Letters: 05/05

Testing Oils
Let me start by thanking you for the unbiased testing and cautious enthusiasm you gave to our product, CamGuard. Your testing, while very much more severe than ours, showed directionally the same results.

I believe that corrosion is by far the leading cause of premature wear and in extreme cases, catastrophic component failure, such as cam or lifter spalling. I reached this conclusion while working for Exxon and participating in the research for their new piston aviation oil in the early 1990s.

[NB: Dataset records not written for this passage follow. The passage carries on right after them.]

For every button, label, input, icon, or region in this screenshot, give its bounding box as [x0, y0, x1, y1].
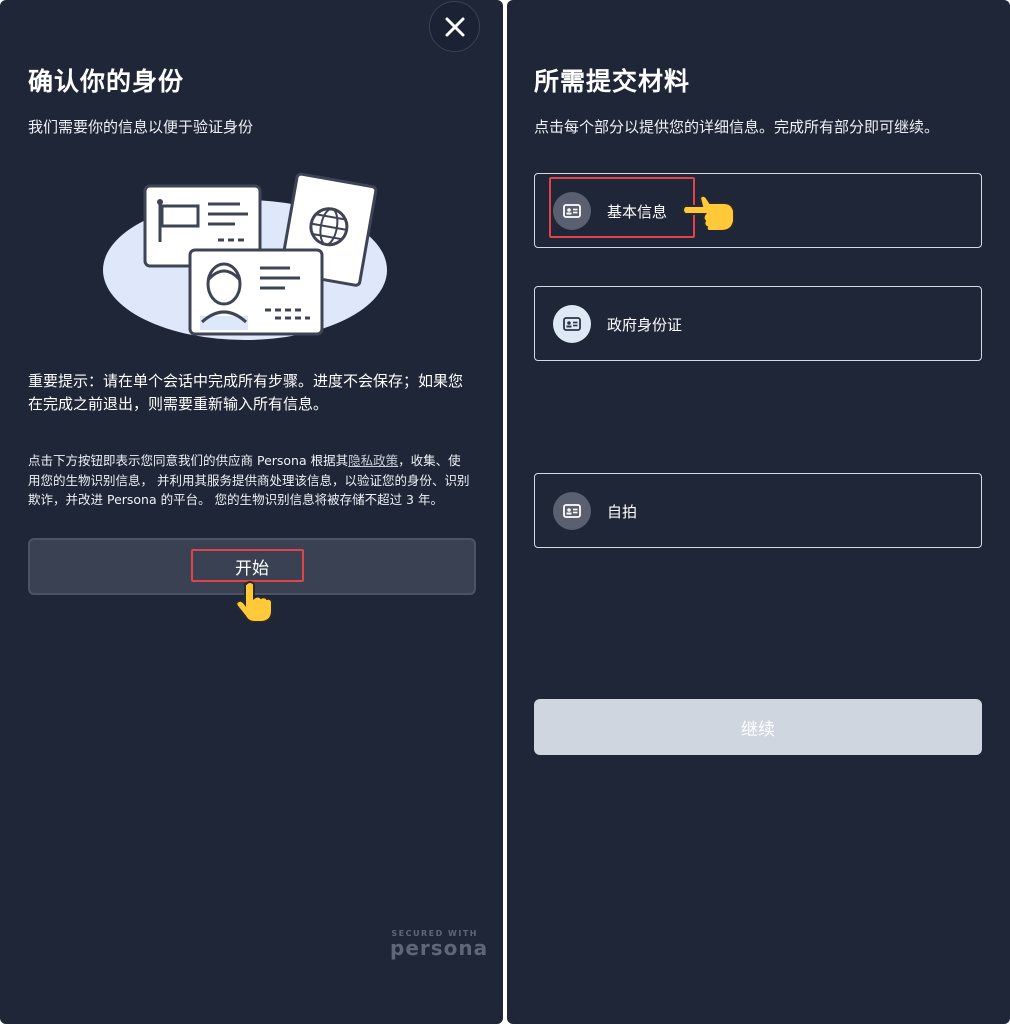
continue-button-label: 继续	[741, 719, 775, 740]
page-title: 确认你的身份	[28, 67, 185, 96]
government-id-card[interactable]: 政府身份证	[534, 286, 982, 361]
selfie-card[interactable]: 自拍	[534, 473, 982, 548]
required-materials-panel: 所需提交材料 点击每个部分以提供您的详细信息。完成所有部分即可继续。 基本信息 …	[507, 0, 1010, 1024]
secured-with-persona: SECURED WITH persona	[390, 929, 489, 960]
id-card-icon	[553, 492, 591, 530]
start-highlight-box	[191, 549, 304, 582]
close-icon	[445, 17, 464, 36]
persona-logo: persona	[390, 936, 489, 960]
card-label: 自拍	[607, 503, 638, 521]
page-subtitle: 点击每个部分以提供您的详细信息。完成所有部分即可继续。	[534, 118, 940, 136]
pointing-hand-icon	[235, 581, 273, 623]
card-label: 政府身份证	[607, 316, 683, 334]
consent-text: 点击下方按钮即表示您同意我们的供应商 Persona 根据其隐私政策，收集、使用…	[28, 451, 473, 510]
identity-intro-panel: 确认你的身份 我们需要你的信息以便于验证身份 重要提示：请在单个会话中完成所有步…	[0, 0, 503, 1024]
page-subtitle: 我们需要你的信息以便于验证身份	[28, 118, 254, 136]
pointing-hand-icon	[682, 194, 735, 230]
continue-button[interactable]: 继续	[534, 699, 982, 755]
privacy-policy-link[interactable]: 隐私政策	[348, 453, 398, 468]
id-card-icon	[553, 305, 591, 343]
close-button[interactable]	[429, 1, 480, 52]
id-documents-illustration	[103, 172, 387, 340]
consent-text-start: 点击下方按钮即表示您同意我们的供应商 Persona 根据其	[28, 453, 349, 468]
basic-info-highlight-box	[549, 177, 695, 238]
page-title: 所需提交材料	[534, 67, 691, 96]
session-notice: 重要提示：请在单个会话中完成所有步骤。进度不会保存；如果您在完成之前退出，则需要…	[28, 372, 464, 413]
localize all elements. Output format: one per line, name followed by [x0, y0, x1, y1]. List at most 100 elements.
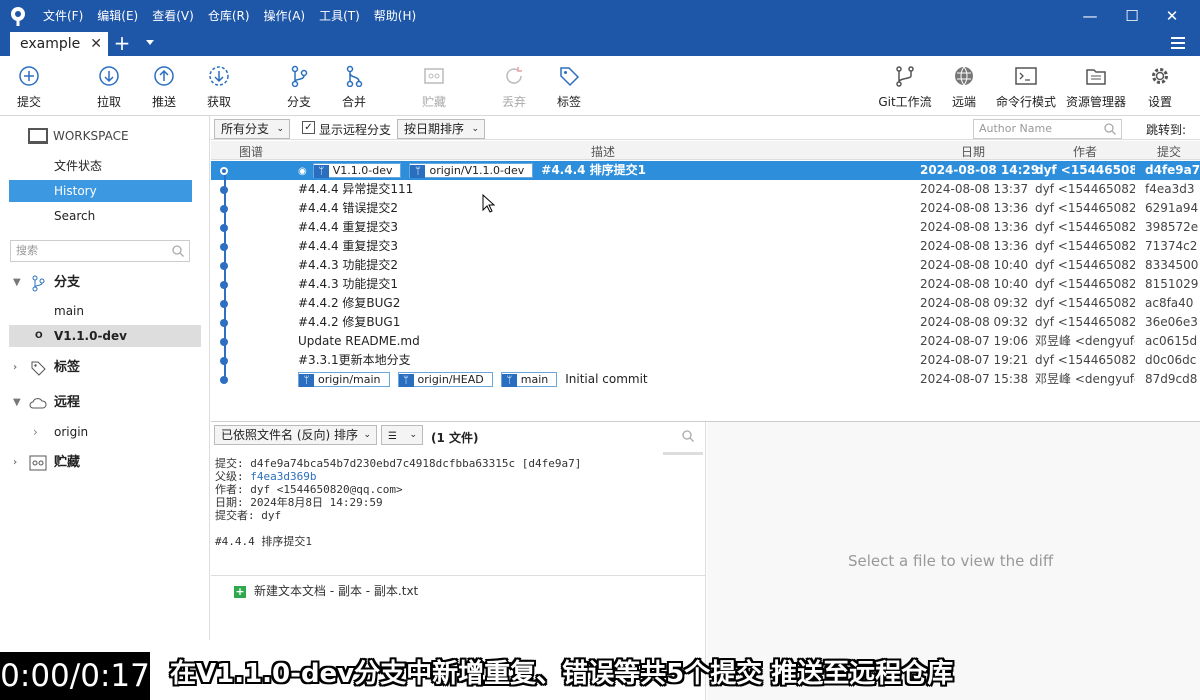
- branch-item-main[interactable]: main: [9, 300, 201, 322]
- commit-row[interactable]: ◉ ᛘ V1.1.0-dev ᛘ origin/V1.1.0-dev #4.4.4 排序提…: [211, 161, 1200, 180]
- branch-item-v1-1-0-dev[interactable]: O V1.1.0-dev: [9, 325, 201, 347]
- minimize-button[interactable]: —: [1070, 0, 1110, 32]
- merge-icon: [346, 65, 363, 87]
- close-window-button[interactable]: ✕: [1152, 0, 1192, 32]
- search-icon[interactable]: [682, 430, 694, 442]
- maximize-button[interactable]: ☐: [1112, 0, 1152, 32]
- commit-row[interactable]: #4.4.3 功能提交1 2024-08-08 10:40 dyf <1544650…: [211, 275, 1200, 294]
- settings-label: 设置: [1147, 95, 1172, 109]
- sort-dropdown[interactable]: 按日期排序 ⌄: [397, 119, 485, 139]
- col-date[interactable]: 日期: [961, 143, 985, 160]
- commit-row[interactable]: #4.4.4 重复提交3 2024-08-08 13:36 dyf <1544650…: [211, 237, 1200, 256]
- hamburger-menu-icon[interactable]: [1171, 37, 1185, 51]
- section-tags[interactable]: › 标签: [12, 357, 202, 379]
- file-sort-dropdown[interactable]: 已依照文件名 (反向) 排序 ⌄: [214, 425, 377, 445]
- sidebar-item-search[interactable]: Search: [9, 205, 192, 227]
- stash-icon: [29, 455, 47, 471]
- commit-row[interactable]: ᛘ origin/main ᛘ origin/HEAD ᛘ main Initial com…: [211, 370, 1200, 389]
- col-description[interactable]: 描述: [591, 143, 615, 160]
- commit-hash: ac8fa40: [1145, 296, 1194, 310]
- commit-row[interactable]: #4.4.2 修复BUG2 2024-08-08 09:32 dyf <154465…: [211, 294, 1200, 313]
- splitter-handle[interactable]: [663, 452, 703, 455]
- commit-description: #4.4.2 修复BUG1: [298, 313, 400, 332]
- stashes-label: 贮藏: [54, 455, 81, 470]
- new-tab-button[interactable]: +: [113, 32, 131, 54]
- branch-name: V1.1.0-dev: [54, 329, 127, 343]
- ref-label[interactable]: ᛘ origin/main: [298, 372, 390, 387]
- explorer-button[interactable]: 资源管理器: [1064, 56, 1128, 116]
- ref-label[interactable]: ᛘ origin/HEAD: [397, 372, 493, 387]
- tag-button[interactable]: 标签: [545, 56, 593, 116]
- history-column-header: 图谱 描述 日期 作者 提交: [211, 141, 1200, 160]
- ref-label[interactable]: ᛘ V1.1.0-dev: [312, 163, 402, 178]
- author-filter-input[interactable]: Author Name: [973, 119, 1122, 139]
- menu-repository[interactable]: 仓库(R): [201, 0, 257, 32]
- section-remotes[interactable]: ▼ 远程: [12, 392, 202, 414]
- tab-close-icon[interactable]: ✕: [90, 32, 102, 56]
- section-stashes[interactable]: › 贮藏: [12, 452, 202, 474]
- ref-label[interactable]: ᛘ main: [500, 372, 558, 387]
- commit-row[interactable]: #4.4.4 异常提交111 2024-08-08 13:37 dyf <15446…: [211, 180, 1200, 199]
- menu-edit[interactable]: 编辑(E): [90, 0, 145, 32]
- sidebar: WORKSPACE 文件状态 History Search 搜索 ▼ 分支 ma…: [0, 116, 210, 640]
- show-remote-checkbox[interactable]: ✓: [302, 121, 315, 134]
- tab-bar: example ✕ +: [0, 32, 1200, 56]
- remote-item-origin[interactable]: › origin: [9, 421, 201, 443]
- commit-row[interactable]: #4.4.4 错误提交2 2024-08-08 13:36 dyf <1544650…: [211, 199, 1200, 218]
- tab-dropdown-icon[interactable]: [146, 40, 154, 45]
- menu-actions[interactable]: 操作(A): [257, 0, 313, 32]
- pull-button[interactable]: 拉取: [85, 56, 133, 116]
- remote-button[interactable]: 远端: [940, 56, 988, 116]
- author-placeholder: Author Name: [979, 122, 1052, 135]
- commit-button[interactable]: 提交: [5, 56, 53, 116]
- discard-button[interactable]: 丢弃: [490, 56, 538, 116]
- col-author[interactable]: 作者: [1073, 143, 1097, 160]
- stash-icon: [424, 68, 444, 84]
- commit-row[interactable]: #4.4.2 修复BUG1 2024-08-08 09:32 dyf <154465…: [211, 313, 1200, 332]
- col-graph[interactable]: 图谱: [239, 143, 263, 160]
- menu-view[interactable]: 查看(V): [145, 0, 201, 32]
- jump-to-label[interactable]: 跳转到:: [1146, 121, 1186, 138]
- gitflow-button[interactable]: Git工作流: [874, 56, 936, 116]
- menu-file[interactable]: 文件(F): [36, 0, 90, 32]
- gear-icon: [1152, 68, 1168, 84]
- settings-button[interactable]: 设置: [1138, 56, 1182, 116]
- video-subtitle: 在V1.1.0-dev分支中新增重复、错误等共5个提交 推送至远程仓库: [170, 659, 954, 689]
- graph-line: [224, 175, 226, 382]
- commit-row[interactable]: #4.4.3 功能提交2 2024-08-08 10:40 dyf <1544650…: [211, 256, 1200, 275]
- push-button[interactable]: 推送: [140, 56, 188, 116]
- workspace-header: WORKSPACE: [53, 129, 129, 143]
- ref-name: origin/V1.1.0-dev: [429, 164, 525, 177]
- changed-file-item[interactable]: + 新建文本文档 - 副本 - 副本.txt: [234, 582, 418, 599]
- commit-row[interactable]: Update README.md 2024-08-07 19:06 邓昱峰 <den…: [211, 332, 1200, 351]
- discard-label: 丢弃: [501, 95, 526, 109]
- menu-tools[interactable]: 工具(T): [312, 0, 367, 32]
- commit-date: 2024-08-07 15:38: [920, 372, 1029, 386]
- tab-example[interactable]: example ✕: [10, 32, 108, 56]
- history-filter-bar: 所有分支 ⌄ ✓ 显示远程分支 按日期排序 ⌄ Author Name 跳转到:: [211, 116, 1200, 140]
- pull-label: 拉取: [96, 95, 121, 109]
- sidebar-item-history[interactable]: History: [9, 180, 192, 202]
- section-branches[interactable]: ▼ 分支: [12, 272, 202, 294]
- commit-hash: 398572e: [1145, 220, 1199, 234]
- merge-button[interactable]: 合并: [330, 56, 378, 116]
- fetch-button[interactable]: 获取: [195, 56, 243, 116]
- commit-message: #4.4.2 修复BUG1: [298, 315, 401, 329]
- branch-button[interactable]: 分支: [275, 56, 323, 116]
- sidebar-search-input[interactable]: 搜索: [10, 240, 190, 262]
- commit-author: dyf <1544650820@qq.com>: [1035, 296, 1135, 310]
- commit-hash: 71374c2: [1145, 239, 1198, 253]
- view-mode-dropdown[interactable]: ☰ ⌄: [381, 425, 423, 445]
- commit-row[interactable]: #3.3.1更新本地分支 2024-08-07 19:21 dyf <1544650…: [211, 351, 1200, 370]
- commit-date: 2024-08-08 09:32: [920, 315, 1029, 329]
- branch-filter-dropdown[interactable]: 所有分支 ⌄: [214, 119, 290, 139]
- col-commit[interactable]: 提交: [1157, 143, 1181, 160]
- stash-button[interactable]: 贮藏: [410, 56, 458, 116]
- ref-label[interactable]: ᛘ origin/V1.1.0-dev: [409, 163, 534, 178]
- terminal-button[interactable]: 命令行模式: [994, 56, 1058, 116]
- sidebar-item-file-status[interactable]: 文件状态: [9, 155, 192, 177]
- commit-date: 2024-08-07 19:21: [920, 353, 1029, 367]
- menu-help[interactable]: 帮助(H): [367, 0, 423, 32]
- commit-row[interactable]: #4.4.4 重复提交3 2024-08-08 13:36 dyf <1544650…: [211, 218, 1200, 237]
- terminal-icon: [1015, 67, 1037, 85]
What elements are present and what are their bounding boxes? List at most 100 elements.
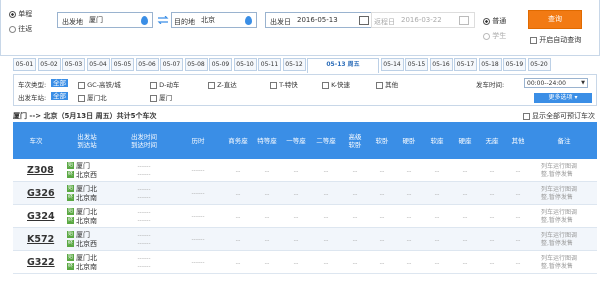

Relating laboratory bench or engine tests to the real world is a difficult task. The goal is to increase severity while accessing the correct test regime. These results, in shorter test times with real world correlation, must be found by a protocol that is both repeatable as we’ll as reproducible by any competent laboratory.

Test-to-test repeatability is a major difficulty with corrosion testing, as anyone using the ASTM D-1748 can attest to. The DIN-50017 humidity cabinet test accomplishes not only an increase in severity and real world correlation, but better repeatability than the older ASTM corrosion test. It is for these reasons that we choose to use it as our reference corrosion test, as does the international automotive industry.

Corrosion inhibition was the major reason for the creation of CamGuard, but it also addresses the other issues of interest concerning aircraft engines and lubricants. These include superior anti-wear protection, deposit prevention and mitigation and seal protection. CamGuard is 100 percent active and most of its 11 additives can be found in the highest performance motor oils in the world.

I think you summed it up very we’ll when you stated in the title of your article, CamGuard additive improved performance of all the oils.

Edward Kollin
ASL Camguard


Cheap Bonanzas
I read the article in the January 2005 issue about step-up retractables. Im curious … where did you come up with a $70,000 P-model Bonanza?

I looked in Trade-A-Plane and the earliest model I could find for that price was a 1959 K35 model. The lowest-priced P model was $77,500. Four P-models were listed: $77,500, $90,000, $109,000 and $110,000.

Martin Gomez
Via e-mail

As noted in the article, we used Aircraft Bluebook Price Digest values. Trade-A-Plane prices offer general guidance but remember, those are asking prices, not sale prices.


PPC vs. Palm
Since I use both a Pocket PC and Palm PDA as aviation tools, I thought Id add my 37 cents to the PDA discussion. I have been a fan of PDAs in the cockpit since I purchased an HP200LX over a decade ago to run RMS Flightsoft in DOS. That remains my favorite aviation flight-planning application for any PDA because it allowed me while enroute to quickly create revised flightplans, either along the airways or direct using my rho-theta KNS-80 RNAV. However, RMS discontinued that version of the Flightsoft family.

I moved on to a Pocket PC and eventually RMS did the same with its Flightsoft Express. The attraction of the RMS program is that it enables me to take along the graphics and details of the flights planned on my desktop or laptop PC, but I personally don’t find it as useful as the discontinued DOS program.

I have tried many programs on the Pocket PC, but only a few of them stuck. I tried plugging a GPS into the Pocket PC, using the Flightsoft moving map and another vendors more expensive moving-map app, but the rats nest of wires and the difficulty of using a stylus in a turbulent cockpit dissuaded me. A dedicated GPS is a better solution.

PDAs are a great way to store and organize info that you want during, before or after a flight when your laptop may not be handy. My list of FSS 866 phone numbers gets used frequently. I make notes about airports (more than 300) that I have visited and keep them in a database. Having a note telling you the location of that unfamiliar airports unlit self-serve pump or unlocked bathroom can be welcome at midnight.

Recently, I bought a PalmOne Treo 600, which mates a Palm PDA with a cellphone. (I bought it for $200 on eBay, a good source if you are moderately careful.) One of its must-have features is its keyboard, which eliminates 93.6 percent of fooling with a stylus and enables a lot of one-handed operation. Having a Web browser means that I can get a graphic update of weather immediately before takeoff or even update in flight. AOPAs Airport Directory can be loaded on an SD card for quick reference.

Because it only plays on the Palm platform, I think that makes the Palm the better choice for a pilot trying to decide which one to choose. The quantity of flight-useful stuff you can replace with a PDA adds up. In addition to approach charts, airport directories, AIM, FARs, logbook, timers and an E6B, there are all kinds of computers, converters, maintenance records and reminders and even one of those clearance recorders. I can use the camera in my Treo to show my shop what the engine monitor was doing.

Debates about Palm versus PC are a bit like religious discussions. Both have their strengths and both will do useful aviation-related things. I find them invaluable as a way to organize info and reference on a long-cross country haul. However, I think that getting one with a phone, Web browser and keyboard expands its usefulness in the cockpit.